The book opens with a scene I would have considered to be wildly improbable if I hadn't been on enough autism forums to find out there are bullies out there who act exactly as the characters in this book behaved. And when a character came down with a disease that is fairly easily managed, I was surprised to see it talked about as if it were fatal. Ah, but it's a variant of chronic leukemia that is lethal. Okay.
I found the logistics of the premise improbable (the cost of tracking down and managing seven billion people on this planet far outstrip the ability of anybody or any country or any coalition to accomplish) but I've seen far wilder premises that were easily accepted. The premise did make sense for a first-world country with wide-spread medical capacity (and it's possible that is all the author intended for the story to be about.)
So I had niggles here and there that made this a three star for me. But I also need to say this about the book. The best thing about this book was that this reader honestly had no idea what was going to happen next. After decades of reading science fiction, I've grown a bit jaded about obvious plot points, so that was refreshing. I'm looking forward to following the career of this writer and have already purchased another book by her.

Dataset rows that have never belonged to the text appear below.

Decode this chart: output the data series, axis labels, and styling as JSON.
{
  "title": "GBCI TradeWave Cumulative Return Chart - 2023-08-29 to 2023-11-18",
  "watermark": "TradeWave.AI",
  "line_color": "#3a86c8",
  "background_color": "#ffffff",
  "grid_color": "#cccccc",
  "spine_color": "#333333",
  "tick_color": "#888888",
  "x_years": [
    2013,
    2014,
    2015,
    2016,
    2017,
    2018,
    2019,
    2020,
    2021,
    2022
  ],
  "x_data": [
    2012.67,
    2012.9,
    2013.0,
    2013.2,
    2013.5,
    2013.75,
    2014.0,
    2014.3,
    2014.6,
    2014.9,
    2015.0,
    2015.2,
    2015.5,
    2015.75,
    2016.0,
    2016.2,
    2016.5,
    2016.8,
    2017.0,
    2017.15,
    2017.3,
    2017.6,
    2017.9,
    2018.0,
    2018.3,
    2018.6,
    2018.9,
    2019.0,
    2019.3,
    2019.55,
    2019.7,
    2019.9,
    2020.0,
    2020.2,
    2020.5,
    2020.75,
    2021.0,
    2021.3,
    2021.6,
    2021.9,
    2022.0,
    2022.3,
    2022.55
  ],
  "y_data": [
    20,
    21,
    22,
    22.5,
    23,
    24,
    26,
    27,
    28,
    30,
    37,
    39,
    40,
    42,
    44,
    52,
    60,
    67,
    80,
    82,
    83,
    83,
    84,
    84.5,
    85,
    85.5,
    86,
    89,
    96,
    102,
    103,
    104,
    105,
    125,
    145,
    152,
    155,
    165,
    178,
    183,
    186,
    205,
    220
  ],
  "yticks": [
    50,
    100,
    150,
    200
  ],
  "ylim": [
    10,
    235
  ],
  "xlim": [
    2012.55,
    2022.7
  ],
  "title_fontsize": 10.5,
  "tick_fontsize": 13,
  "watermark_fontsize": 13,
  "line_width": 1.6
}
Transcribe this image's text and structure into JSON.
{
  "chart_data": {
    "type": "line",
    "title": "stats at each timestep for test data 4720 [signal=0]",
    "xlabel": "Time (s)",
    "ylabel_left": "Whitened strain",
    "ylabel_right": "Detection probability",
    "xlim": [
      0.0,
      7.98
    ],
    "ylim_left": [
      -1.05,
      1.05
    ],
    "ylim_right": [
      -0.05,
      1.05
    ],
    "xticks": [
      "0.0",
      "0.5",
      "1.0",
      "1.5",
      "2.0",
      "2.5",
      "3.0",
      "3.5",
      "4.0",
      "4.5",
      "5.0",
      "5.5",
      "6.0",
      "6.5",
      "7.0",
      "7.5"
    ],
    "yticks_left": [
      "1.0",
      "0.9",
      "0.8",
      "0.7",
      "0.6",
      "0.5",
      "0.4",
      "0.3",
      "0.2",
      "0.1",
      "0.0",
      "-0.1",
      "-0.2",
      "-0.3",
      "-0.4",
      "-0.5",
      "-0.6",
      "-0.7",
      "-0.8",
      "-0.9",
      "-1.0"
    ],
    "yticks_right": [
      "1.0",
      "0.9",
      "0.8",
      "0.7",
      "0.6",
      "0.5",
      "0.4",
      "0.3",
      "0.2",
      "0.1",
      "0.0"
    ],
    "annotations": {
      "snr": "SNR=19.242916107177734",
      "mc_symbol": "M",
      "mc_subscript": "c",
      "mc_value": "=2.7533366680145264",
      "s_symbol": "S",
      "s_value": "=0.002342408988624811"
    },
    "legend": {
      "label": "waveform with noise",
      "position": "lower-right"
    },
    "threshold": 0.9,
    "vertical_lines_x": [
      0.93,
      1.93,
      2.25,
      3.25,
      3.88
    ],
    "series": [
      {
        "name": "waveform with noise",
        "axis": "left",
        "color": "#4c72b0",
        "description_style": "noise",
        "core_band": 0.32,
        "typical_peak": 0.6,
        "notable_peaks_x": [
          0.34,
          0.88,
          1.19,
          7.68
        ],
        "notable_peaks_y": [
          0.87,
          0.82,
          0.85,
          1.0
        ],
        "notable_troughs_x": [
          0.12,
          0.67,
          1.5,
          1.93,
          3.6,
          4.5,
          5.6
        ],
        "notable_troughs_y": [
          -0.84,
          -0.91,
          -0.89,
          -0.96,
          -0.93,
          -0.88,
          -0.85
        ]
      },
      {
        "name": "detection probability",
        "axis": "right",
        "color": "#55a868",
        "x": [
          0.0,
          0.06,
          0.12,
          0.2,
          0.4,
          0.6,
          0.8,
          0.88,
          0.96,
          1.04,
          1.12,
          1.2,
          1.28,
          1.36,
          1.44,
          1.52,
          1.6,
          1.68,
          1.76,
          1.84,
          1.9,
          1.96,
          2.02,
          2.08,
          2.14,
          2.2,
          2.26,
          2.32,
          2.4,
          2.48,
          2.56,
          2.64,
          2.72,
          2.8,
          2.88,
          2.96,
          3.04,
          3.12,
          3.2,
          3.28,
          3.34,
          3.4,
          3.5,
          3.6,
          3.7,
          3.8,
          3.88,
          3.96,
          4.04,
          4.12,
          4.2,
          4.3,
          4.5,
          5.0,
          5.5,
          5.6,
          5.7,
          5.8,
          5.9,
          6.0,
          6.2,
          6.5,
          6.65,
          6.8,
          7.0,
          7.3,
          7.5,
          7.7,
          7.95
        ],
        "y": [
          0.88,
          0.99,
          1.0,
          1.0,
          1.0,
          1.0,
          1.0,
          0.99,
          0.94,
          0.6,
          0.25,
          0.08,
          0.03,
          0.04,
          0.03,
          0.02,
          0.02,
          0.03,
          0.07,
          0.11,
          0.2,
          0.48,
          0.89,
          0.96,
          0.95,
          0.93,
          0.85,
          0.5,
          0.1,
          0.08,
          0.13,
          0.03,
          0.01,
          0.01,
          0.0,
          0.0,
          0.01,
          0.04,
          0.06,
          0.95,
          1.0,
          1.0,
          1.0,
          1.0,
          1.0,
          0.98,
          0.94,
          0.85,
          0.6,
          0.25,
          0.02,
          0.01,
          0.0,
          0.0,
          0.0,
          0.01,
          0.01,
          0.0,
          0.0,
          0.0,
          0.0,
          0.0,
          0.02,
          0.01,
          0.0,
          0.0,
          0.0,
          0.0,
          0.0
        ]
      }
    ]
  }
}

A clean, fairly mellow dystopian thriller
This book is pretty good at being exactly what it advertises itself to be: A clean, fairly mellow dystopian thriller. If you are looking for a "Christian" novel, move on - nothing to see here. God is not mentioned in Implant. At best, this book teaches us that compassion and freedom are supremely important, and that the former is necessary in order to preserve the latter. After I had read it, I felt like I had watched a really good secular movie. (O thou creature of vanishing rarity!) But it didn't inspire me to glorify God, or make me think on the things of Christ.
The lack of a âChristianâ message is not why I gave the book three stars instead of four. I wasn't expecting one, and wouldn't require the book to be something I already knew it wasn't. Implant is a two-way time travel story, and in such stories, some logical issues are unavoidable.